Diamondback Energy’s CFO Jere W. Thompson III reported grants of 6,066 time-based restricted stock units and performance-based units representing 7,716 shares, plus issuer share withholding for taxes. These transactions reflect equity compensation and related tax settlements, not open-market buying or selling activity.
Were the Diamondback Energy (FANG) CFO’s Form 4 transactions open-market buys or sells?
No open-market trades were reported.
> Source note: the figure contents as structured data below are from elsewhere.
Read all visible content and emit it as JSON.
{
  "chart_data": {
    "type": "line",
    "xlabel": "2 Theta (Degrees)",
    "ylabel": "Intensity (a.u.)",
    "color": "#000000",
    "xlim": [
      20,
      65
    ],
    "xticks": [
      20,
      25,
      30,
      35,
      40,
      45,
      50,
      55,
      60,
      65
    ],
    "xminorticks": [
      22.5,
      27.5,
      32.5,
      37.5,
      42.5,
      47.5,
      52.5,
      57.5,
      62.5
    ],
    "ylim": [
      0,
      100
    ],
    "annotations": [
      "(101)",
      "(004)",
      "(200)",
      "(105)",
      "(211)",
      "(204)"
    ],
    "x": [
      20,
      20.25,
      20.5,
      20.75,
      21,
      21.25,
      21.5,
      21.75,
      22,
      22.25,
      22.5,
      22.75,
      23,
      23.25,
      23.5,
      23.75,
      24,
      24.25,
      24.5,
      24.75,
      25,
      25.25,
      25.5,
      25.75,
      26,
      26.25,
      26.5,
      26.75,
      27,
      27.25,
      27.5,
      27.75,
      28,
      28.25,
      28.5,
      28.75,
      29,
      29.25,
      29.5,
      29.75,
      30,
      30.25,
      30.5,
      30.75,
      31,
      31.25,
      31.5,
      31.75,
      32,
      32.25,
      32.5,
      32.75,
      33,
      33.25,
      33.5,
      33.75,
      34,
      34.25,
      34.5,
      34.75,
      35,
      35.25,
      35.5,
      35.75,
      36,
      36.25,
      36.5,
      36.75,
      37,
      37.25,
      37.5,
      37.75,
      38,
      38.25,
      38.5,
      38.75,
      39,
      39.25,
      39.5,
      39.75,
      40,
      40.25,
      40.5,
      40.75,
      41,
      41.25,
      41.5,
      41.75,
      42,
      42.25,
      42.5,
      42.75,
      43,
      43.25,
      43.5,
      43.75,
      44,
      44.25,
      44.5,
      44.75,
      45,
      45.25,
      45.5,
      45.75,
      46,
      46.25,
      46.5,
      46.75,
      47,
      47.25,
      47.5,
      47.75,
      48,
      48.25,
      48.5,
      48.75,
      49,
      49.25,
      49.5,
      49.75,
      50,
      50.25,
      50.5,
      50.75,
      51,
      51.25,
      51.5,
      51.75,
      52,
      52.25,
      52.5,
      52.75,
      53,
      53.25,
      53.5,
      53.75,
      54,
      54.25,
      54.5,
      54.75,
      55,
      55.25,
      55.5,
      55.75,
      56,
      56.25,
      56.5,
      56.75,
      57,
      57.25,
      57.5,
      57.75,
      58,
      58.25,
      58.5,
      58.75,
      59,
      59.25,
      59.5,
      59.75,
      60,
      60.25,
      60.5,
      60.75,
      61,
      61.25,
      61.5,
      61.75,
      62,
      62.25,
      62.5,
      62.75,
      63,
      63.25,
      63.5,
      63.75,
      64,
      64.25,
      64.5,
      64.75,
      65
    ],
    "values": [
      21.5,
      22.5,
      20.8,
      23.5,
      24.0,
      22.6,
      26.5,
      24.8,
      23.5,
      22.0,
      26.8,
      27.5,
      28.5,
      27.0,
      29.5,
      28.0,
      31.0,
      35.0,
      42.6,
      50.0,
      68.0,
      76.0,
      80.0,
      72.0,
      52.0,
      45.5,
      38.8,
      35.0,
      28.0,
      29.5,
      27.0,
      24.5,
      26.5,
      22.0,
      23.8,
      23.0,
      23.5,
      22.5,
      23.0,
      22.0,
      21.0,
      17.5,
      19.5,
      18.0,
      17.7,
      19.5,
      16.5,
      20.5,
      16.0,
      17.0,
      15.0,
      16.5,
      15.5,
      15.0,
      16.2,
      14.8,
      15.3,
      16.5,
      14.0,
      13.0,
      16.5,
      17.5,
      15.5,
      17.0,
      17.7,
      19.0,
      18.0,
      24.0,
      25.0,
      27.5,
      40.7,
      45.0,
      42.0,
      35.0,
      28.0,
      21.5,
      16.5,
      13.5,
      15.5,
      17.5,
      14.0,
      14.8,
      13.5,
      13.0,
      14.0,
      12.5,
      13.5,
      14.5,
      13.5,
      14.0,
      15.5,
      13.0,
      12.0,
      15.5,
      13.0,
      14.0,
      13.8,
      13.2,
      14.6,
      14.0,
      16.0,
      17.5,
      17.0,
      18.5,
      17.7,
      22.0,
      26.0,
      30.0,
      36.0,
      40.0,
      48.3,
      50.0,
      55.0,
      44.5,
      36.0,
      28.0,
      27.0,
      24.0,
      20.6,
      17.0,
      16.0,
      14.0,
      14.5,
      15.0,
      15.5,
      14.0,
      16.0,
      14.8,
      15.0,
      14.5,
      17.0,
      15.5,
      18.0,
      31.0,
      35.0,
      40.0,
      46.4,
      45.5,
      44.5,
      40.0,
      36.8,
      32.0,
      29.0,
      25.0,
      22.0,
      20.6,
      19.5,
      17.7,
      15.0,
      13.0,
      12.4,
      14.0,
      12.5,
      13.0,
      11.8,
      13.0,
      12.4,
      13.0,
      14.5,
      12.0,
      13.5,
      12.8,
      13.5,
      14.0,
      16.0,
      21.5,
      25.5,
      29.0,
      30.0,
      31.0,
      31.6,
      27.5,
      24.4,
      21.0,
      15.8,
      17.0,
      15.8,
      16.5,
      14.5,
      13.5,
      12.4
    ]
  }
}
The Form 4 shows equity award grants and share dispositions coded “F” for tax-withholding, where the issuer withheld shares at $174.08 per share to satisfy tax obligations tied to vesting restricted and performance-based stock unit awards.
What are the vesting terms of the new restricted stock units granted to the FANG CFO?
The new time-based restricted stock units granted to the CFO will vest in three equal installments beginning on March 1, 2026. These awards were issued under Diamondback Energy’s equity incentive plan and each unit represents a contingent right to receive one share of common stock.
What performance-based awards are referenced in Diamondback Energy (FANG) CFO’s Form 4?
The Form 4 references performance-based restricted stock units covering January 1, 2023 to December 31, 2025, granted on March 1, 2023. These units vested as of December 31, 2025 after compensation committee certification and are settling on March 1, 2026, with shares withheld for taxes.